We were glad when the winter of 1918-1919 was over. There was one snow storm after another that winter, and I think there must have been snow on the ground until spring. I know we were glad to see the spring and summer come in. The summer of 1919 saw quite a few changes. Mr. Perkins sold his store and moved to Phoenix. The store was purchased by a Mr. Sommers from Sacramento. He had a wife and two boys one about sixteen, the other boy was past twenty, married, and had a little baby boy about six months old. They all lived in the back of the store. They were real nice folks, and we became good friends. We had some good times that summer, and went on many picnics and danced and played cards.
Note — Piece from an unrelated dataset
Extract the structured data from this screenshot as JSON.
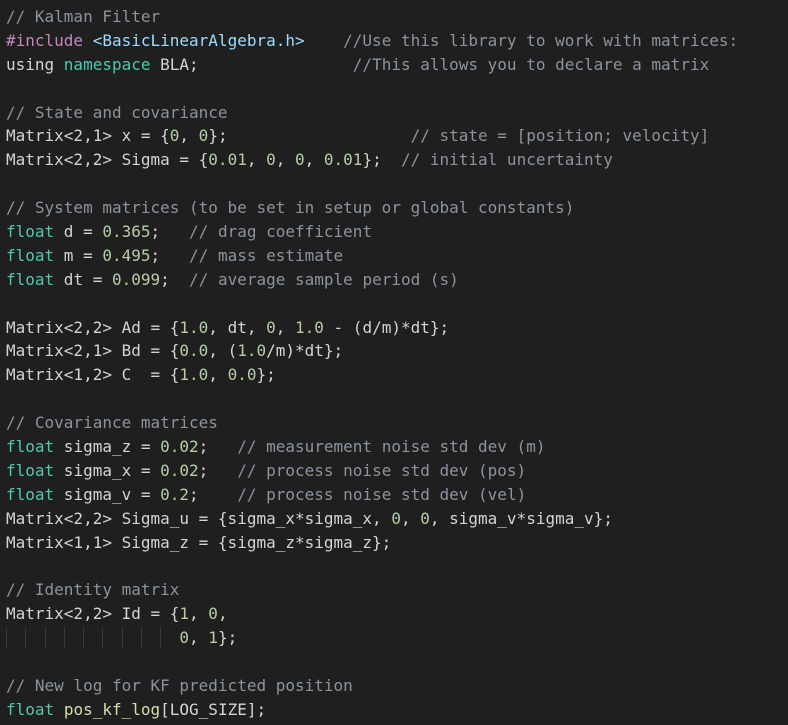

All too soon another winter was on us and the snow started falling, and it was soon Christmas. We were getting kind of fed up on the snow, and in December the first trick job at Parker came up for bid, and we decided to try for it. So I put in a bid and got the assignment.
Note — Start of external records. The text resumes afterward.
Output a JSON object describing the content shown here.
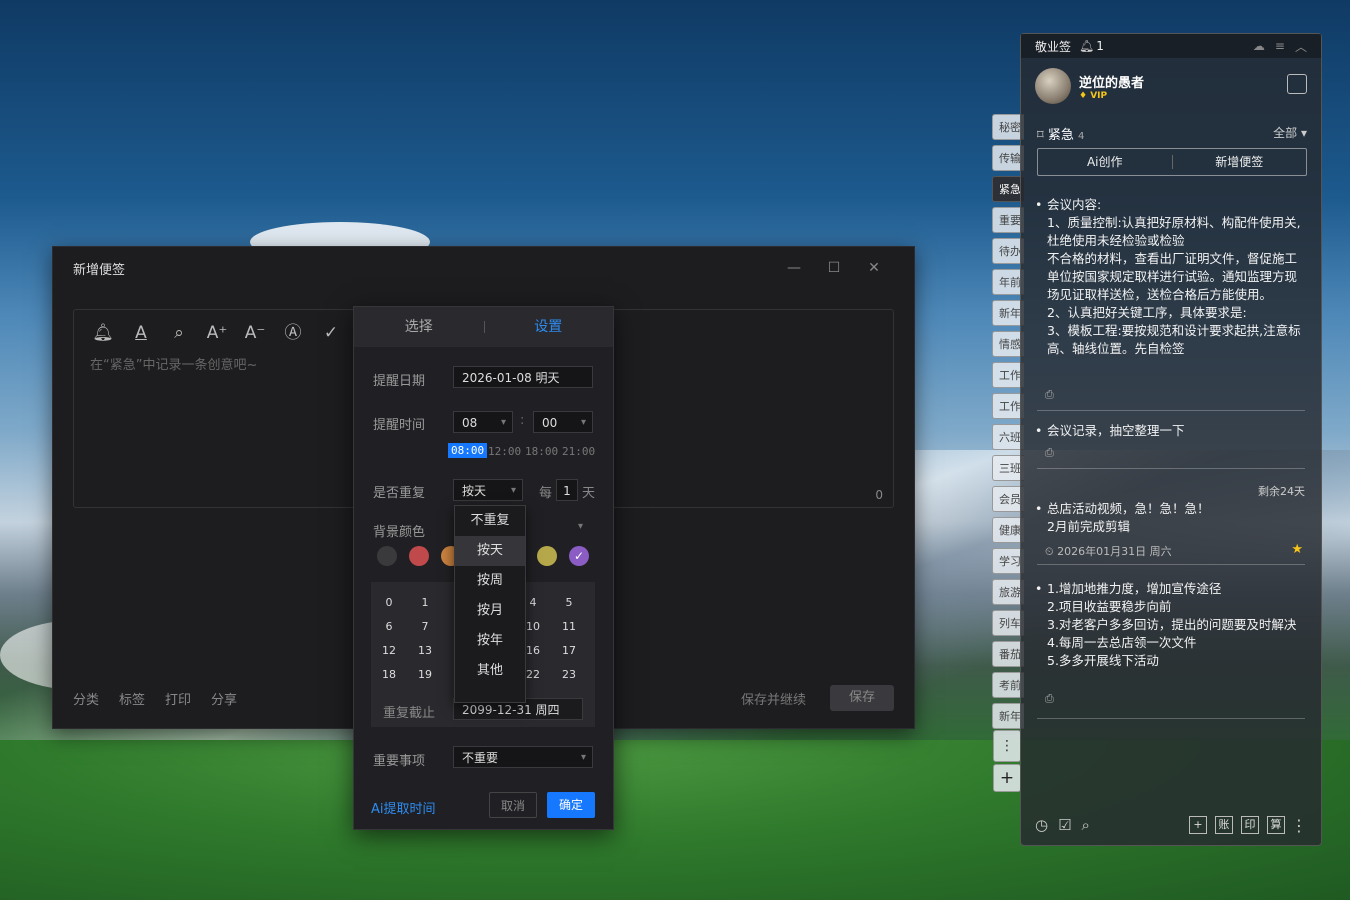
{
  "editor": {
    "title": "新增便签",
    "placeholder": "在“紧急”中记录一条创意吧~",
    "char_count": "0",
    "footer_links": [
      "分类",
      "标签",
      "打印",
      "分享"
    ],
    "save_continue": "保存并继续",
    "save": "保存"
  },
  "dialog": {
    "tabs": [
      "选择",
      "设置"
    ],
    "active_tab": "设置",
    "remind_date_label": "提醒日期",
    "remind_date_value": "2026-01-08 明天",
    "remind_time_label": "提醒时间",
    "hour": "08",
    "minute": "00",
    "time_chips": [
      "08:00",
      "12:00",
      "18:00",
      "21:00"
    ],
    "repeat_label": "是否重复",
    "repeat_value": "按天",
    "every_label": "每",
    "every_value": "1",
    "every_unit": "天",
    "bg_label": "背景颜色",
    "swatch_colors": [
      "#3a3a3c",
      "#c0494b",
      "#c9813e",
      "#2f8ee8",
      "#b5a84a",
      "#8a5cc4"
    ],
    "day_numbers": [
      "0",
      "1",
      "",
      "",
      "4",
      "5",
      "6",
      "7",
      "",
      "",
      "10",
      "11",
      "12",
      "13",
      "",
      "",
      "16",
      "17",
      "18",
      "19",
      "",
      "",
      "22",
      "23"
    ],
    "repeat_until_label": "重复截止",
    "repeat_until_value": "2099-12-31 周四",
    "importance_label": "重要事项",
    "importance_value": "不重要",
    "ai_time": "Ai提取时间",
    "cancel": "取消",
    "confirm": "确定",
    "repeat_options": [
      "不重复",
      "按天",
      "按周",
      "按月",
      "按年",
      "其他"
    ],
    "repeat_selected": "按天"
  },
  "side_tabs": [
    "秘密",
    "传输",
    "紧急",
    "重要",
    "待办",
    "年前",
    "新年",
    "情感",
    "工作",
    "工作",
    "六班",
    "三班",
    "会员",
    "健康",
    "学习",
    "旅游",
    "列车",
    "番茄",
    "考前",
    "新年"
  ],
  "side_active": "紧急",
  "panel": {
    "app_name": "敬业签",
    "bell_count": "1",
    "username": "逆位的愚者",
    "vip": "VIP",
    "category": "紧急",
    "category_count": "4",
    "filter": "全部",
    "ai_create": "Ai创作",
    "new_note": "新增便签",
    "notes": [
      {
        "text": "会议内容:\n1、质量控制:认真把好原材料、构配件使用关,杜绝使用未经检验或检验\n不合格的材料，查看出厂证明文件，督促施工单位按国家规定取样进行试验。通知监理方现场见证取样送检，送检合格后方能使用。\n2、认真把好关键工序，具体要求是:\n3、模板工程:要按规范和设计要求起拱,注意标高、轴线位置。先自检签"
      },
      {
        "text": "会议记录，抽空整理一下"
      },
      {
        "text": "总店活动视频，急！急！急！\n2月前完成剪辑",
        "remaining": "剩余24天",
        "date": "2026年01月31日 周六"
      },
      {
        "text": "1.增加地推力度，增加宣传途径\n2.项目收益要稳步向前\n3.对老客户多多回访，提出的问题要及时解决\n4.每周一去总店领一次文件\n5.多多开展线下活动"
      }
    ],
    "bottom_buttons": [
      "账",
      "印",
      "算"
    ]
  }
}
We packed up our furniture and shipped it on, and arrived in Parker on Christmas day early in the morning. We got a room at the hotel and had our Christmas dinner at a restaurant. The next morning we found a house at the end of the road facing the railroad tracks. It was not very far from the Colorado River. Our furniture arrived that morning, so we moved in the house and only spent one night at the hotel.

I liked the job at Parker. The hours were 6:00 a. m. to 2:00 p.m., and gave me the time in the afternoon to go fishing. We used to fish off the railroad bridge for cat-fish. There was no highway bridge across the river at Parker at that time, and you either had to walk across on the railroad bridge or cross on the ferry. The ferry was owned by a Mrs. Nellie Bush. She also owned a hotel, and was the Justice of the Peace. Later she was elected to the State Senate and served for a number of years. She was a real nice lady and we became good friends.

Parker was quite a nice little town, much different than Crown King. It was a farming district. There was a large Indian Reservation close to Parker. The Indians would come in town selling vegetables and wood. The first contact Mother had with them was shortly after we moved. One old Indian brave stopped at the house. Mother saw him coming and got the children in the house and locked the door. We found out afterwards all he wanted was to sell us some wood, and he had a kitten he wanted to give to the children. She soon got used to seeing the Indians around, and got over being afraid of them.